Old Santa knew always which children were good,

And minded their parents and ate as they should.

So Santa selected the gift that was right,

While Rudolph’s… er … forehead just gave enough light.

It all went so fast, that before it was day,

The very last present was given away…

The very last stocking was filled to the top…

Just as the sun was preparing to pop.

The sun woke the reindeer in Rudolph’s home town…

They found the short message that he’d written down…

Then gathered outside to await his return,

And they were excited, astonished to learn,

That Rudolph, the ugliest deer of them all,

(Rudolph the Red-nose, … bashful and small…

The funny-faced fellow they’d always called names,

And practically never allowed in their games)

Was now to be envied by all, far and near,

For no greater an honor can come to a deer

Than riding with Santa and guiding his sleigh

The number-one job on the number-one day!

The sleigh and its reindeer, soon came into view,

And Rudolph still led them, as downward they flew.

Oh boy, was he proud as they came to a landing,

Right where his handsome playmates were standing.

These bad deer who used to nothing but tease him

Would now have done anything only to please him

They felt even sorrier they had been bad,

When Santa said: “Rudolph, I never have had

A deer quite so brave or so brilliant as you,

At fighting through black fog, and at guiding me through.

By you last night’s journey was actually bossed.

Without you, I’m certain we’d all have been lost.

I hope you’ll continue to keep us from grief,

On future dark trips as Commander-in-Chief!”

But Rudolph just blushed, from his head to his toes,

Until his whole fur was red as his nose!

The crowd first applauded, then started to screech…

“Hurray for our Rudolph” and “We want a speech!”

But Rudolph was bashful, despite being a hero!

And tired! (His sleep on the trip totalled zero.)

So that’s why his speech was just brief and not bright…

“Merry Christmas to all, and to all a good night.”

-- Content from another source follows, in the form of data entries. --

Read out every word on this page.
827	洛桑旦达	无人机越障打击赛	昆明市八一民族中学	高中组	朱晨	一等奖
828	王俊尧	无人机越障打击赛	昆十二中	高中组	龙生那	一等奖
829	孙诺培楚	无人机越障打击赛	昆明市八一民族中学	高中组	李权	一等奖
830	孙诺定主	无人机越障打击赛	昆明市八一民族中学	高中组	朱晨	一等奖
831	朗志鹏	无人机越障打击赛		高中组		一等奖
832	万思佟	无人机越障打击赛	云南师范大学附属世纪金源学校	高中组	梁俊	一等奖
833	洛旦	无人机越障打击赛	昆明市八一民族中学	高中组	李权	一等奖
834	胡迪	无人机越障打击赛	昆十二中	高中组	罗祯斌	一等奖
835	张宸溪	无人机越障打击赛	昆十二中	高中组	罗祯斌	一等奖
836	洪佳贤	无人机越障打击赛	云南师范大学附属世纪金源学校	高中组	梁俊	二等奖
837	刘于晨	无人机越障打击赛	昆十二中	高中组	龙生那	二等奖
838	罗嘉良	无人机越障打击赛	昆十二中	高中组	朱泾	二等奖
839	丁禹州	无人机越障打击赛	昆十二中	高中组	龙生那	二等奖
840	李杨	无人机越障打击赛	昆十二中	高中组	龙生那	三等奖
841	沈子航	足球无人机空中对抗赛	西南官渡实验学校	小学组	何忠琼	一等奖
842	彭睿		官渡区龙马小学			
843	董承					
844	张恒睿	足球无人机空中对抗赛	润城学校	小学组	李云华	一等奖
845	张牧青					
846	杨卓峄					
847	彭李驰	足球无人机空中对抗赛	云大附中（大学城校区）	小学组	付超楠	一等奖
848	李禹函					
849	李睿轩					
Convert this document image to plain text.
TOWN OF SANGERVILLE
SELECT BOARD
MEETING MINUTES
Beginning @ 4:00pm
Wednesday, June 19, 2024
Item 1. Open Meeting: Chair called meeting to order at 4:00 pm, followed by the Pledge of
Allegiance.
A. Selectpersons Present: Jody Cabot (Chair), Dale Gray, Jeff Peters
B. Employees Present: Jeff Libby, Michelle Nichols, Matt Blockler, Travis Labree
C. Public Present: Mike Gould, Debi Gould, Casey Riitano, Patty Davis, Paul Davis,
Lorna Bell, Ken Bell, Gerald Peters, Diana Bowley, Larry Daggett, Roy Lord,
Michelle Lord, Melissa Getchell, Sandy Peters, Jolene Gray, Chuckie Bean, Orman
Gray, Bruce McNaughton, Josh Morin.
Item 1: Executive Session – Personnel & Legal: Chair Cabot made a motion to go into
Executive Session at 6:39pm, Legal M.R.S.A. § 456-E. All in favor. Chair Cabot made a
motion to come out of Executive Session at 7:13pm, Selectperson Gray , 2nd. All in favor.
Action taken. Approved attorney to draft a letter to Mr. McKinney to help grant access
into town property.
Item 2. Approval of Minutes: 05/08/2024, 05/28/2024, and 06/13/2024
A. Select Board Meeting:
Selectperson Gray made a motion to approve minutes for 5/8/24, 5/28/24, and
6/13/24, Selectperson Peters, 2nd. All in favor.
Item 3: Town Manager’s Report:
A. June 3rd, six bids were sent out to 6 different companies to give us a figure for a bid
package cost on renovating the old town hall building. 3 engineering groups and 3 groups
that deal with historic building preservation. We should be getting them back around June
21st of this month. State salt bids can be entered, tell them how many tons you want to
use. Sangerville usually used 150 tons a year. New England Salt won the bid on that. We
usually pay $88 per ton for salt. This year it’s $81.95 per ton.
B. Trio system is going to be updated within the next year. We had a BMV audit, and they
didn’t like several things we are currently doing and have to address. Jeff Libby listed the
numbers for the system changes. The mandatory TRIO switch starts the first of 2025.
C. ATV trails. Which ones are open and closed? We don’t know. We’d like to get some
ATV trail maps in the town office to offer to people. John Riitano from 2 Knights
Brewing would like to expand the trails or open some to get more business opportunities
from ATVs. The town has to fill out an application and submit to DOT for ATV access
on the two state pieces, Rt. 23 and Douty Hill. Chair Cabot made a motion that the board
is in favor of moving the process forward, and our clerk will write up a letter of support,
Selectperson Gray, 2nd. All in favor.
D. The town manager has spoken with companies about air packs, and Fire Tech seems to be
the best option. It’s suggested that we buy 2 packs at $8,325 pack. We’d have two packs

… Whenever it’s foggy and grey,

It’s Rudolph the Red-nose who guides Santa’s sleigh.

Be listening this Christmas! (But don’t make a peep…

‘cause that late at night, children should be asleep!)

The very first sound, that you’ll hear on the roof

(Provided there’s fog) will be Rudolph’s small hoof.

And soon after that (if you’re still as a mouse),

You may hear a “swish” as he flies ‘round the house,

And give enough light to give Santa view

Of you and your room. And when they’re all through….

You may hear them all call, as they drive out of sight:
“Merry Christmas to all, and to all a good night!”